J’ai dit que la plupart des Bohémiennes se mêlaient de dire la bonne aventure. Elles s’en acquittent fort bien. Mais ce qui est pour elles une source de grands profits, c’est la vente des charmes et des philtres amoureux. Non seulement elles tiennent des pattes de crapauds pour fixer les cœurs volages, ou de la poudre de pierre d’aimant pour se faire aimer des insensibles; mais elles font au besoin des conjurations puissantes qui obligent le diable à leur prêter son secours. L’année dernière, une Espagnole me racontait l’histoire suivante: Elle passait un jour dans la rue d’Alcala, fort triste et préoccupée; une Bohémienne accroupie sur le trottoir lui cria: Ma belle dame, votre amant vous a trahi. — C’était la vérité. — Voulez-vous que je vous le fasse revenir? On comprend avec quelle joie la proposition fut acceptée, et quelle devait être la confiance inspirée par une personne qui devinait ainsi d’un coup d’œil, les secrets intime du cœur. Comme il eût été impossible de procéder à des opérations magiques dans la rue la plus fréquentée de Madrid, on convint d’un rendez-vous pour le lendemain. — Rien de plus facile que de ramener l’infidèle à vos pieds, dit la Gitana. Auriez-vous un mouchoir, une écharpe, une mantille qu’il vous ait donné? — On lui remit un fichu de soie. — Maintenant cousez avec de la soie cramoisie, une piastre dans un coin du fichu. — Dans un autre coin cousez une demi-piastre; ici, une piécette; là, une pièce de deux réaux. Puis il faut coudre au milieu une pièce d'or. Un doublon serait le mieux. — On coud le doublon et le reste. — À présent, donnez-moi le fichu, je vais le porter au Campo-Santo, à minuit sonnant. Venez avec moi, si vous voulez voir une belle diablerie. Je vous promets que dès demain vous reverrez celui que vous aimez. — La Bohémienne partit seule pour le Campo-Santo, car on avait trop peur des diables pour l’accompagner. Je vous laisse à penser si la pauvre amante délaissée a revu son fichu et son infidèle.

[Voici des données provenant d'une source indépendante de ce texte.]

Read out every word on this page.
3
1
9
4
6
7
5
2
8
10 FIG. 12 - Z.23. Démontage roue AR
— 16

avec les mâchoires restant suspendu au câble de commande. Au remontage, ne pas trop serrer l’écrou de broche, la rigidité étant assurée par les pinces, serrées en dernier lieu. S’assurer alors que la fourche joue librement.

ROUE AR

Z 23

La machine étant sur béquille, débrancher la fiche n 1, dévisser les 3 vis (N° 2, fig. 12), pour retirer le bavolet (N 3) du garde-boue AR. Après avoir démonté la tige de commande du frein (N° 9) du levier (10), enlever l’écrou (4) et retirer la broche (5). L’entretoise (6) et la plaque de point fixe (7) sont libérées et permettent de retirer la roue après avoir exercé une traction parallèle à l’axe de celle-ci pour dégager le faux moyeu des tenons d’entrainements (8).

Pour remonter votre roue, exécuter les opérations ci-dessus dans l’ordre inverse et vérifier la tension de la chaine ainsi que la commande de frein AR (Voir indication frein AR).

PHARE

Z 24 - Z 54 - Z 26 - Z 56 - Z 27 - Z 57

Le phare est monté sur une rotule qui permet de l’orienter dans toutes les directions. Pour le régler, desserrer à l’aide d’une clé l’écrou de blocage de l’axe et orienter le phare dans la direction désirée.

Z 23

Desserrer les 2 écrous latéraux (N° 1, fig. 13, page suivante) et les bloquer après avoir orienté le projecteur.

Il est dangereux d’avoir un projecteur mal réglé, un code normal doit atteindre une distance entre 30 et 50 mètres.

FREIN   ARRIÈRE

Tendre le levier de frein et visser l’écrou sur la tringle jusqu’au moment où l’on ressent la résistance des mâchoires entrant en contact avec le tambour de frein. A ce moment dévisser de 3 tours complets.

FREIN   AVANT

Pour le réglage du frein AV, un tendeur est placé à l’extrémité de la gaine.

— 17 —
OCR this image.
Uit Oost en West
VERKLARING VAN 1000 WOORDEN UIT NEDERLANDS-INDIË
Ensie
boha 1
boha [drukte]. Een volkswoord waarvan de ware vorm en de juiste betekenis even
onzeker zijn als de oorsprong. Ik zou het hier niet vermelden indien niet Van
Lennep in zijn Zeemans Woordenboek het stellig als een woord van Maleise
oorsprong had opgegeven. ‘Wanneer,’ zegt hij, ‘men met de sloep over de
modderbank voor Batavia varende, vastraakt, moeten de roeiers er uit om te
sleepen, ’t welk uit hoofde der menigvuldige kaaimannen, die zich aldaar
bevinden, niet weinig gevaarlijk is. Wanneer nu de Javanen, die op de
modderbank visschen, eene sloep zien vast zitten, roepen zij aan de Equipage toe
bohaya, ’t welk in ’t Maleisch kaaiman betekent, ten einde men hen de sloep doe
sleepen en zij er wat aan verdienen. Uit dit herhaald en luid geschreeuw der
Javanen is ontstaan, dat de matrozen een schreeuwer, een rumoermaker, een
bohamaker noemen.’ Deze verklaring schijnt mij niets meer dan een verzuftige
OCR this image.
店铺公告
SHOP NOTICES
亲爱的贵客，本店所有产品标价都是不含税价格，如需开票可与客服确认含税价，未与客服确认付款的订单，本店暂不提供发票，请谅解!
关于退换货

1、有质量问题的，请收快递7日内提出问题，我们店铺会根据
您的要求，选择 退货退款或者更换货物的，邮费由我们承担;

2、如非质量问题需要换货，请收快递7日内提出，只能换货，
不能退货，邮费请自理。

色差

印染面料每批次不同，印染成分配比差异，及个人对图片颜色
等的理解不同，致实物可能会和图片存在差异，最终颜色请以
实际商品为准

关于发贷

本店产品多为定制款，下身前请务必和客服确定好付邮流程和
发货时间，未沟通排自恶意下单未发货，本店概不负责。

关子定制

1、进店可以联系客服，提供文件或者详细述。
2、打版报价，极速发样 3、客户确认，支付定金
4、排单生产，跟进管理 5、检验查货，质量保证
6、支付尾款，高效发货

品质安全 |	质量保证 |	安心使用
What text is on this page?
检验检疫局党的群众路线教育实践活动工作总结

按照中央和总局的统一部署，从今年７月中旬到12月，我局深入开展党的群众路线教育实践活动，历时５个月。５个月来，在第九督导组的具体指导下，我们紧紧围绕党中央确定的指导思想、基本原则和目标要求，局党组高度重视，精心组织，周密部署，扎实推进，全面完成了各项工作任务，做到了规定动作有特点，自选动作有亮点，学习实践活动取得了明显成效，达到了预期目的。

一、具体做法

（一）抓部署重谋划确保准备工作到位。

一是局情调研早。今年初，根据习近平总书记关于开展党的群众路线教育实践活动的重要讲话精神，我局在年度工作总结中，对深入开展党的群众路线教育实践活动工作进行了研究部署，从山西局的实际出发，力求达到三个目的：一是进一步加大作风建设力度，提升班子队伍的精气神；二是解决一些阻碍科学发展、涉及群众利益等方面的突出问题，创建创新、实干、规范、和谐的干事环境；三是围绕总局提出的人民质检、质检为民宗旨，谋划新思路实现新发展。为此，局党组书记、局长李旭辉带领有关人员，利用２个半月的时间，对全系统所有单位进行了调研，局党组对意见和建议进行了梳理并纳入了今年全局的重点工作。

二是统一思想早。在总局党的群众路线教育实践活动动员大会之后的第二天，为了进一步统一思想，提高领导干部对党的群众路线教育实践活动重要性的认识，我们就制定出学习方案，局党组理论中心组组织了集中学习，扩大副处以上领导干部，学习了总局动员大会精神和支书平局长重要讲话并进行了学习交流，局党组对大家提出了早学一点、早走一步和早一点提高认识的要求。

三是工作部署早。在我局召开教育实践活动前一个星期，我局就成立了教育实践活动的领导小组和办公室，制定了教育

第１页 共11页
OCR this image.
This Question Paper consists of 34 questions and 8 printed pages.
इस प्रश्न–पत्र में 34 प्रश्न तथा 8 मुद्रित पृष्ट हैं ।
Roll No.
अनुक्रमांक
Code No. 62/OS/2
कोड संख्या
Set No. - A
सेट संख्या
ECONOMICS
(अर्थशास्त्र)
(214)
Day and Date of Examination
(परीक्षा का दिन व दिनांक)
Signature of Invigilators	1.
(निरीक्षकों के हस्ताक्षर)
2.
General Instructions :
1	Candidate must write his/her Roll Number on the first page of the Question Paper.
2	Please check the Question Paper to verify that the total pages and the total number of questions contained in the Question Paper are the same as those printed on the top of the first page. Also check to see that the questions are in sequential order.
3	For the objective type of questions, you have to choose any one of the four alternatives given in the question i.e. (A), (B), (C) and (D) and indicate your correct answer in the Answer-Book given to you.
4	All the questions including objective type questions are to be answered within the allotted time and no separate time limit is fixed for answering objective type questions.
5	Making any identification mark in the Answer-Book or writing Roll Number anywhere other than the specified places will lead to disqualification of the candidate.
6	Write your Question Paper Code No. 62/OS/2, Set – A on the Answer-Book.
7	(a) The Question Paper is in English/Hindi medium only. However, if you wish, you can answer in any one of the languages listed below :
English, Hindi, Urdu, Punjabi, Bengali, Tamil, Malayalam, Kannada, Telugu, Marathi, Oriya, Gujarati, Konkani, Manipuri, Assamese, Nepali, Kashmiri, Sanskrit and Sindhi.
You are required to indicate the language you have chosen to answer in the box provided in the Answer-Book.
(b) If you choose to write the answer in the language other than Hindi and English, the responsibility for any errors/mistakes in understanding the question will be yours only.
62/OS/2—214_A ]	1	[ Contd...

Malgré leur misère et l’espèce d’aversion qu’ils inspirent, les Bohémiens jouissent cependant d’une certaine considération parmi les gens peu éclairés, et ils en sont très vains. Ils se sentent une race supérieure pour l’intelligence et méprisent cordialement le peuple qui leur donne l’hospitalité. — Les Gentils sont si bêtes, me disait une Bohémienne des Vosges, qu’il n’y a aucun mérite à les attraper. L’autre jour, une paysanne m’appelle dans la rue, j’entre chez elle. Son poêle fumait, et elle me demande un sort pour le faire aller. Moi, je me fais d’abord donner un bon morceau de lard. Puis, je me mets à marmotter quelques mots en rommani. Tu es bête, je disais, tu es née bête, bête tu mourras… Quand je fus près de la porte, je lui dis en bon allemand: Le moyen infaillible d’empêcher ton poêle de fumer, c’est de n’y pas faire de feu. Et je pris mes jambes à mon cou.